Avant commercialisation, le lombricompost est broyé et séché pour obtenir un produit facilement utilisable. Ce dernier contient notamment des micro-organismes (700 bactéries et 1 500 champignons), des éléments nutritifs (azote, phosphore et potassium), de l’acide humique, des phytohormones et des acides aminés. Il s’agit donc d’un biostimulant naturel qui est un amendement à haute valeur pour les sols et qui va également booster les systèmes de défense naturelle des plantes ainsi que leur croissance. Sous cette forme, le lombricompost est surtout utilisé par des maraîchers et des horticulteurs. “Son avantage par rapport à un fumier, c’est qu’il est déjà minéralisé et donc les éléments nutritifs sont directement assimilables par les plantes” a confié notre interlocuteur. Le lombricompost de Pur Ver est aussi incorporé dans certains terreaux vendus en jardinerie.

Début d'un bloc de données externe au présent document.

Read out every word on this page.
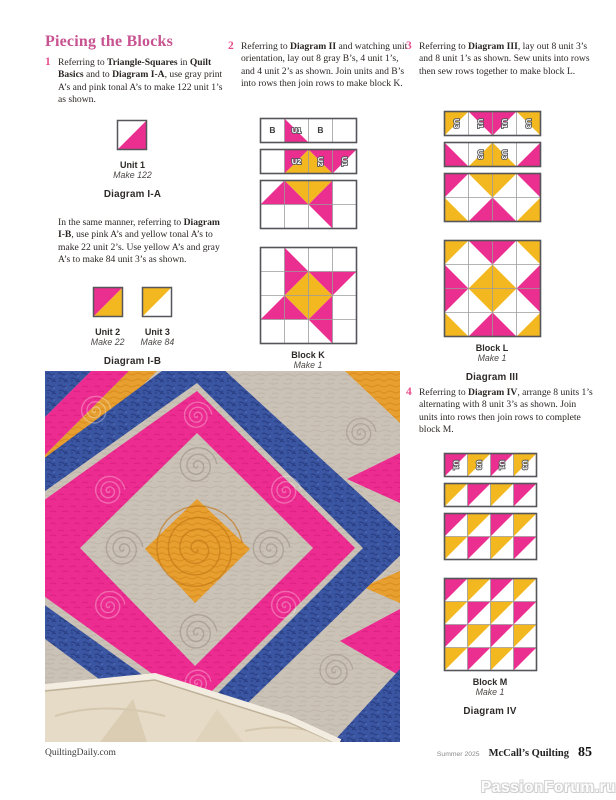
Piecing the Blocks
1 Referring to Triangle-Squares in Quilt Basics and to Diagram I-A, use gray print A’s and pink tonal A’s to make 122 unit 1’s as shown.
In the same manner, referring to Diagram I-B, use pink A’s and yellow tonal A’s to make 22 unit 2’s. Use yellow A’s and gray A’s to make 84 unit 3’s as shown.
2 Referring to Diagram II and watching unit orientation, lay out 8 gray B’s, 4 unit 1’s, and 4 unit 2’s as shown. Join units and B’s into rows then join rows to make block K.
3 Referring to Diagram III, lay out 8 unit 3’s and 8 unit 1’s as shown. Sew units into rows then sew rows together to make block L.
4 Referring to Diagram IV, arrange 8 units 1’s alternating with 8 unit 3’s as shown. Join units into rows then join rows to complete block M.
Unit 1
Make 122
Diagram I-A
Unit 2
Make 22
Unit 3
Make 84
Diagram I-B
B U1 B
U2 U2 U1
Block K
Make 1
U3 U1 U1 U3
U3 U3
Block L
Make 1
Diagram III
U1 U3 U1 U3
Block M
Make 1
Diagram IV
QuiltingDaily.com	Summer 2025 McCall’s Quilting 85
PassionForum.ru
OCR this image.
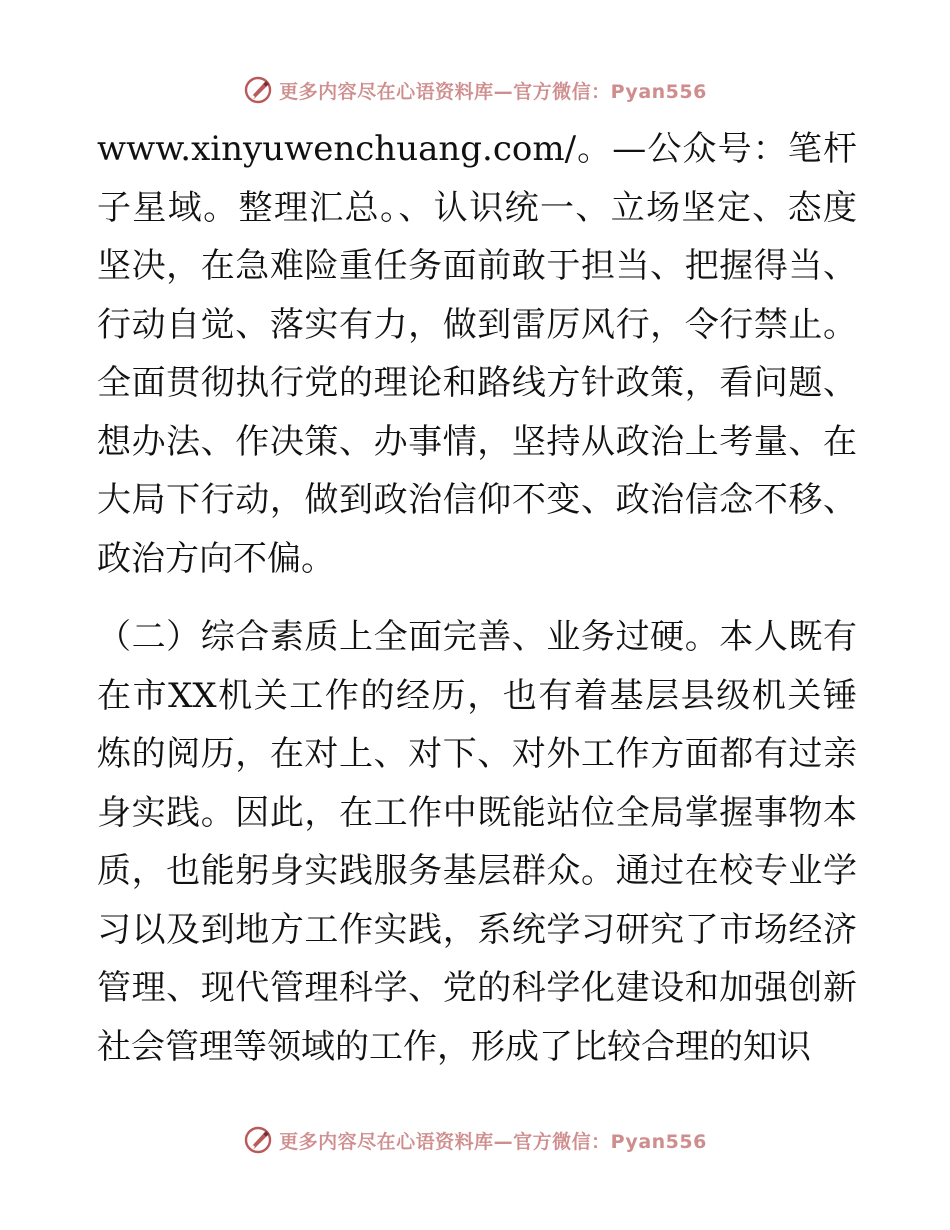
更多内容尽在心语资料库—官方微信：Pyan556

www.xinyuwenchuang.com/。—公众号：笔杆子星域。整理汇总。、认识统一、立场坚定、态度坚决，在急难险重任务面前敢于担当、把握得当、行动自觉、落实有力，做到雷厉风行，令行禁止。全面贯彻执行党的理论和路线方针政策，看问题、想办法、作决策、办事情，坚持从政治上考量、在大局下行动，做到政治信仰不变、政治信念不移、政治方向不偏。

（二）综合素质上全面完善、业务过硬。本人既有在市XX机关工作的经历，也有着基层县级机关锤炼的阅历，在对上、对下、对外工作方面都有过亲身实践。因此，在工作中既能站位全局掌握事物本质，也能躬身实践服务基层群众。通过在校专业学习以及到地方工作实践，系统学习研究了市场经济管理、现代管理科学、党的科学化建设和加强创新社会管理等领域的工作，形成了比较合理的知识

更多内容尽在心语资料库—官方微信：Pyan556
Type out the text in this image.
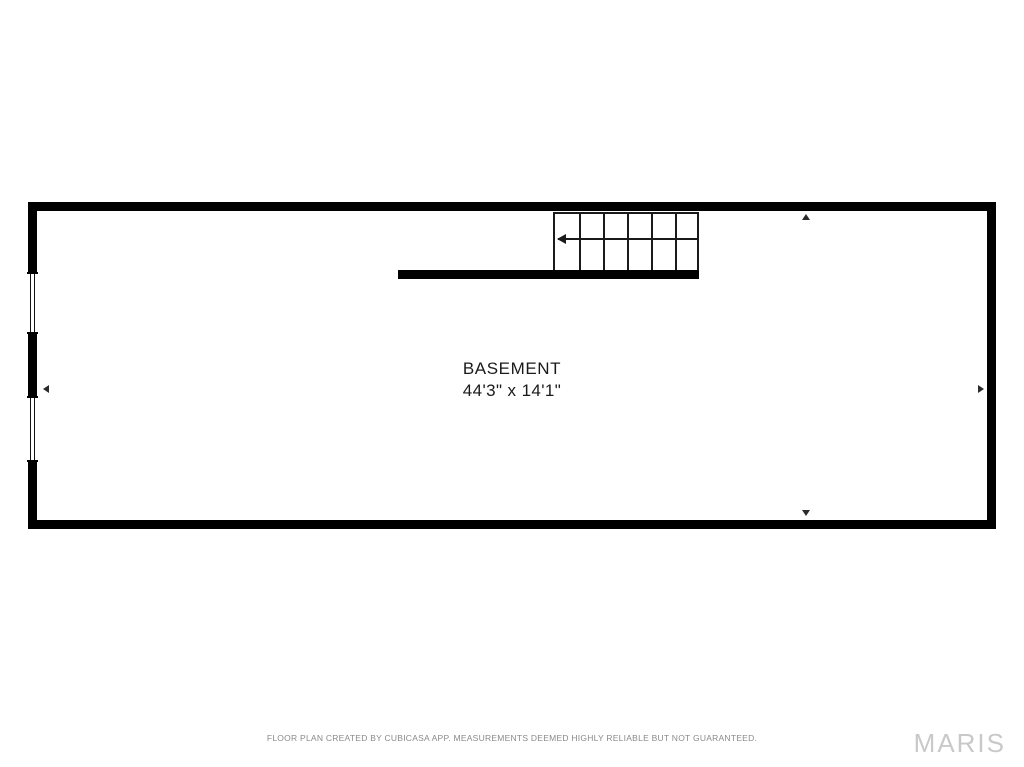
BASEMENT
44'3" x 14'1"
FLOOR PLAN CREATED BY CUBICASA APP. MEASUREMENTS DEEMED HIGHLY RELIABLE BUT NOT GUARANTEED.	MARIS
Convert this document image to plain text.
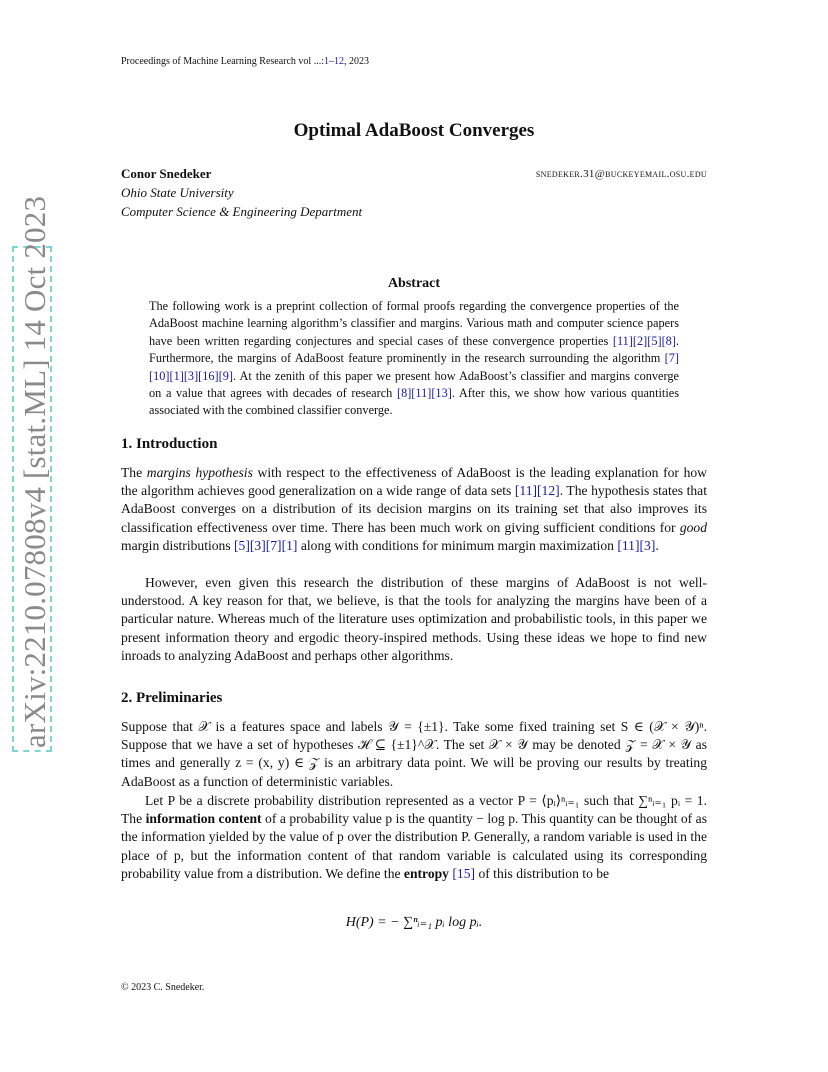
arXiv:2210.07808v4 [stat.ML] 14 Oct 2023
Proceedings of Machine Learning Research vol ...:1–12, 2023
Optimal AdaBoost Converges
Conor Snedeker	snedeker.31@buckeyemail.osu.edu
Ohio State University
Computer Science & Engineering Department
Abstract
The following work is a preprint collection of formal proofs regarding the convergence properties of the AdaBoost machine learning algorithm’s classifier and margins. Various math and computer science papers have been written regarding conjectures and special cases of these convergence properties [11][2][5][8]. Furthermore, the margins of AdaBoost feature prominently in the research surrounding the algorithm [7][10][1][3][16][9]. At the zenith of this paper we present how AdaBoost’s classifier and margins converge on a value that agrees with decades of research [8][11][13]. After this, we show how various quantities associated with the combined classifier converge.
1. Introduction
The margins hypothesis with respect to the effectiveness of AdaBoost is the leading explanation for how the algorithm achieves good generalization on a wide range of data sets [11][12]. The hypothesis states that AdaBoost converges on a distribution of its decision margins on its training set that also improves its classification effectiveness over time. There has been much work on giving sufficient conditions for good margin distributions [5][3][7][1] along with conditions for minimum margin maximization [11][3].
However, even given this research the distribution of these margins of AdaBoost is not well-understood. A key reason for that, we believe, is that the tools for analyzing the margins have been of a particular nature. Whereas much of the literature uses optimization and probabilistic tools, in this paper we present information theory and ergodic theory-inspired methods. Using these ideas we hope to find new inroads to analyzing AdaBoost and perhaps other algorithms.
2. Preliminaries
Suppose that 𝒳 is a features space and labels 𝒴 = {±1}. Take some fixed training set S ∈ (𝒳 × 𝒴)ⁿ. Suppose that we have a set of hypotheses ℋ ⊆ {±1}^𝒳. The set 𝒳 × 𝒴 may be denoted 𝒵 = 𝒳 × 𝒴 as times and generally z = (x, y) ∈ 𝒵 is an arbitrary data point. We will be proving our results by treating AdaBoost as a function of deterministic variables.
Let P be a discrete probability distribution represented as a vector P = ⟨pᵢ⟩ⁿᵢ₌₁ such that ∑ⁿᵢ₌₁ pᵢ = 1. The information content of a probability value p is the quantity − log p. This quantity can be thought of as the information yielded by the value of p over the distribution P. Generally, a random variable is used in the place of p, but the information content of that random variable is calculated using its corresponding probability value from a distribution. We define the entropy [15] of this distribution to be
H(P) = − ∑ⁿᵢ₌₁ pᵢ log pᵢ.
© 2023 C. Snedeker.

En ce qui concerne l’utilisation pour les grandes cultures, l’entreprise produit un extrait liquide de lombricompost contenant aussi des micro-organismes. Il s’agit du bio-stimulant Green Booster qui peut être utilisé dans la bouillie de pulvérisation ou être appliqué lors de l’irrigation des cultures. Les conditionnements proposés sont multiples et vont des cuves IBC de 1 000 l jusqu’au bidon de 0,5 l pour les particuliers.
Une démarche scientifique
La production et le développement sont basés sur la science et des partenariats avec des centres de recherches et des universités. Les produits sont aussi testés et repris dans divers essais en conditions réelles. Ainsi, des résultats menés en culture de pommes de terre montrent que Green Booster permet d’accroître le rendement d’en moyenne 7,1 % sur trois ans avec une application de 2 x 20 l/ha. Les calibres des tubercules, le développement racinaire et la résistance aux stress abiotiques sont également accrus. “Le plus difficile est de convaincre les agriculteurs d’utiliser nos produits. Ensuite, quand ils sont convaincus, ils continuent à utiliser le Green Booster et notre clientèle est alors fidélisée” nous a indiqué Grégory Sempo.
Un avenir prometteur
À l’avenir, les produits de cette firme pourraient aussi être intégrés dans des enrobages de semences, être inclus dans d’autres produits, être conditionnés en pellets ou encore être intégrés dans des substrats inertes pour permettre un épandage plus facile. Pur Ver réalise aussi de la consultance, peut vendre des vers et partager ses connaissances. Des projets de création de petites unités de production aux endroits où il y a des déchets à valoriser comme par exemple dans les communes sont aussi envisageables à l’avenir. L’entreprise souhaite également se focaliser de plus en plus sur le développement de son produit liquide.
Enfin, la législation va prochainement interdire les autres types de lombricompost qui utilisent une alimentation animale pour nourrir les vers de terre. Dans le futur, il n’y aura que le lombricompost fabriqué à partir de végétaux qui sera encore autorisé. C’est précisément ce que fait Pur Ver depuis ses débuts, il y a une dizaine d’années. Cette société voit donc l’avenir sereinement, surtout dans le contexte actuel de retrait croissant des produits chimiques autorisés en protection des cultures.